最近、無罪判決が増えていると言われている。また、保釈率が上がっているという指摘もある。前者は、裁判員制度の導入を前に厳格な証明を重視するように なった影響ではないか。後者については、裁判員制度になると、被告人の当事者としての地位が重視され、弁護人との打ち合わせ等を十分に行う必要が出てくる が、その影響ではないか、と指摘されている。これらについては、裁判員制度との関連の有無を含めて、もう少しその動向を注視する必要があるのではないか。
「裁判員制度になったら日本の刑事裁判はこう変わる」の第4。それは、裁判の公開という原則に関わる。
裁判は、公開の法廷で行われるということが憲法で保障されているということは、前回話したよね。日本国憲法82条は、「裁判の対審及び判決は、公開法廷 で行う」と定めている。ここで言われているのは、対審すなわち公判と判決期日の公開にとどまる。今回の裁判員制度は、これを一歩進めて、評議についても、 限定的ではあるが、公開することにつながる。
これまでは、裁判官が、有罪か無罪か、どの程度の量刑とすべきかということを決める時、それがどのようなプロセスで行われるのか、どのような評議が行われているのか、全くベールに包まれていた。それが、限定的にせよ、市民代表に公開される意味は大きい。
コナン でも、裁判員には、守秘義務があるんだろう。評議の秘密を一生、守らなければ刑罰があると聞いている。これで評議が公開されている、と言えるのかな。

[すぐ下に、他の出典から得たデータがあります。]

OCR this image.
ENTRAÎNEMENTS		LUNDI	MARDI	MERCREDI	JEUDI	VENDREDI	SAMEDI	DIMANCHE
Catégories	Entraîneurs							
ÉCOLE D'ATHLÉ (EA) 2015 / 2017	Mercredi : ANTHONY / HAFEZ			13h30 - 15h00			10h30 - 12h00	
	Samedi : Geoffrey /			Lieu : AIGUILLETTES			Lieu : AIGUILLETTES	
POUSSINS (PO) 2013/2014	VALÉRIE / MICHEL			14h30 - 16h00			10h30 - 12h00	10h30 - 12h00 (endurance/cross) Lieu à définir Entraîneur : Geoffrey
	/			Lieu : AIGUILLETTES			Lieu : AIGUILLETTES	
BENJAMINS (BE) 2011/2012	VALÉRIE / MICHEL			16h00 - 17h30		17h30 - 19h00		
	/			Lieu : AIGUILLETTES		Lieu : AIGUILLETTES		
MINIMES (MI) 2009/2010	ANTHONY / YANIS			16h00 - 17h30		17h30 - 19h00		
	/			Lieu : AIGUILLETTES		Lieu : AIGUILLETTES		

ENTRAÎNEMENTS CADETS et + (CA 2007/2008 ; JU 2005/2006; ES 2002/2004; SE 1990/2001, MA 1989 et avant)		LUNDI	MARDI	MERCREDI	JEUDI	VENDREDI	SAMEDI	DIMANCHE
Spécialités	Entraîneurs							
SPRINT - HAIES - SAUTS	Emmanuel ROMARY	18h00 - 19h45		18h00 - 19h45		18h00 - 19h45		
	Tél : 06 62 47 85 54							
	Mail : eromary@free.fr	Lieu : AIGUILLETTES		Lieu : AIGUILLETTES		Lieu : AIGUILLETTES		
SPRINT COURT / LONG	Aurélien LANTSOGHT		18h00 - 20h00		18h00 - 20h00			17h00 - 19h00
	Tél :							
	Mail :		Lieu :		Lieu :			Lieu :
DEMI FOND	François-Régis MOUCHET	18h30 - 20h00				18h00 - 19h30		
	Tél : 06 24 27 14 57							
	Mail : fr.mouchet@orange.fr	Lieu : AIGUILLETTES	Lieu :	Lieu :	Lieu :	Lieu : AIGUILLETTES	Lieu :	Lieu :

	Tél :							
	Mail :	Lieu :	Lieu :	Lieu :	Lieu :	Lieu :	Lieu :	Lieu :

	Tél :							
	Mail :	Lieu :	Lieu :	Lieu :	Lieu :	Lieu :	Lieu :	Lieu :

長谷川 私が、「限定的に」「市民代表に対して」公開されて いるというのは、その点を意識している。裁判員のプライバシーも守る必要があるし、裁判員が自由に意見を述べたりすることを保障する必要があることは理解 できる。ただ、刑罰が科せられたりするというのは、問題があると思う。この点は、是非、改善を求めていくべき課題だろう。